De preview-versie van de cumulatieve update van november 2020 voor Windows 10 versie 2004 en lager, evenals de release van het beveiligings- en kwaliteitspakket van januari 2021 voor .NET Framework 4.8 hebben een wijziging uitgebracht om het opschoonproces voor X509Certificate2-certificaten te verbeteren. Hieronder geven we aanvullende uitleg over de levensduur van een persoonlijke sleutel in Windows.
Sinds .NET Framework 2.0 zijn er twee verschillende manieren om een certificaat en de bijbehorende persoonlijke sleutel uit een PKCS#12 PFX-bestand te laden: als één certificaatobject via leden in de klasse X509Certificate2 of als alle certificaten die aanwezig zijn in de PFX via de X509Certificate2Collection.Import-methoden.
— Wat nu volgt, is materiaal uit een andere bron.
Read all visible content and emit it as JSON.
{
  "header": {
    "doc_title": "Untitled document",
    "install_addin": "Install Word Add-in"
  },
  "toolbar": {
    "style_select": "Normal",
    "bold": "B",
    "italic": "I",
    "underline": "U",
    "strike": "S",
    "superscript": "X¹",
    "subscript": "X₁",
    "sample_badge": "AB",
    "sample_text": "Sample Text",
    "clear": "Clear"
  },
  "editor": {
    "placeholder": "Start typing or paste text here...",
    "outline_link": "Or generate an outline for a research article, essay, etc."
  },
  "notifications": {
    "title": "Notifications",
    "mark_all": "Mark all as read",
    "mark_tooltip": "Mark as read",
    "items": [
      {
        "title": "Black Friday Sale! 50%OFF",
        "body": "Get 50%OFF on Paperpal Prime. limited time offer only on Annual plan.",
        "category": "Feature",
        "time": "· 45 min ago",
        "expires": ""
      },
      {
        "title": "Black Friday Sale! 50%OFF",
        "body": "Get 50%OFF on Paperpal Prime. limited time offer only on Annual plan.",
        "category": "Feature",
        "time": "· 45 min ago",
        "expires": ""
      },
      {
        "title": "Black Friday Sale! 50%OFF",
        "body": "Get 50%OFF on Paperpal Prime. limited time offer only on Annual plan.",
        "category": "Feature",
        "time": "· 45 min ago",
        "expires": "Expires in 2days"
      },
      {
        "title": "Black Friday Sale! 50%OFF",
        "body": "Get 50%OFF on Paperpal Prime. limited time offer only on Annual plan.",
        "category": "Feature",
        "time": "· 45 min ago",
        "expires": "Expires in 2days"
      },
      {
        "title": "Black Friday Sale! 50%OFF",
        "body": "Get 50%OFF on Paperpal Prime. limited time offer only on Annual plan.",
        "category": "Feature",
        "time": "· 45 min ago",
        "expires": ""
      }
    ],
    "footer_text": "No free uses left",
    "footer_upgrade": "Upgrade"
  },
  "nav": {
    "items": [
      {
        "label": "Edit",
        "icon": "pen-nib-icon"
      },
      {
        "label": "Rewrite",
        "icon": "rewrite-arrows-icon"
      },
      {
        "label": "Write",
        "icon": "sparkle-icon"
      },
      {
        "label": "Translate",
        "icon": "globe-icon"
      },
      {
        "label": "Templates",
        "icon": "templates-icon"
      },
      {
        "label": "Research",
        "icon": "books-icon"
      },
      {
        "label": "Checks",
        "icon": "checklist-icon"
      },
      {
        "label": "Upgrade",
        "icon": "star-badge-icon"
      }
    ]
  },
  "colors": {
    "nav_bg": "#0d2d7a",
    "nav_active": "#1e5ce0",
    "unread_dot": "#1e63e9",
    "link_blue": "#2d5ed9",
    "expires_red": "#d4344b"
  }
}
Het standaardgedrag is dat de persoonlijke sleutel wordt geladen in een persistente (benoemde) sleutel via een van de cryptografiebibliotheken van het systeem, die indirect een bestand naar de schijf schrijft. De meeste aanroepers die een PFX laden, gebruiken het certificaatobject alleen tijdelijk, dus wanneer .NET de systeemeigen resources uitgeeft die zijn gekoppeld aan het certificaat, wordt ook de persoonlijke sleutel verwijderd. De belangrijkste uitzonderingen op dit gedrag zijn
-
De vlag X509KeyStorageFlags.PersistKeySet, waardoor het bestand wordt geschreven maar niet wordt verwijderd,
-
De vlag X509KeyStorageFlags.EphemeralKetSet, waardoor de persoonlijke sleutel in het geheugen wordt geladen zonder back-upbestand,
-
Abnormale procesbeëindiging, die kan optreden wanneer sleutelverwijdering in behandeling is.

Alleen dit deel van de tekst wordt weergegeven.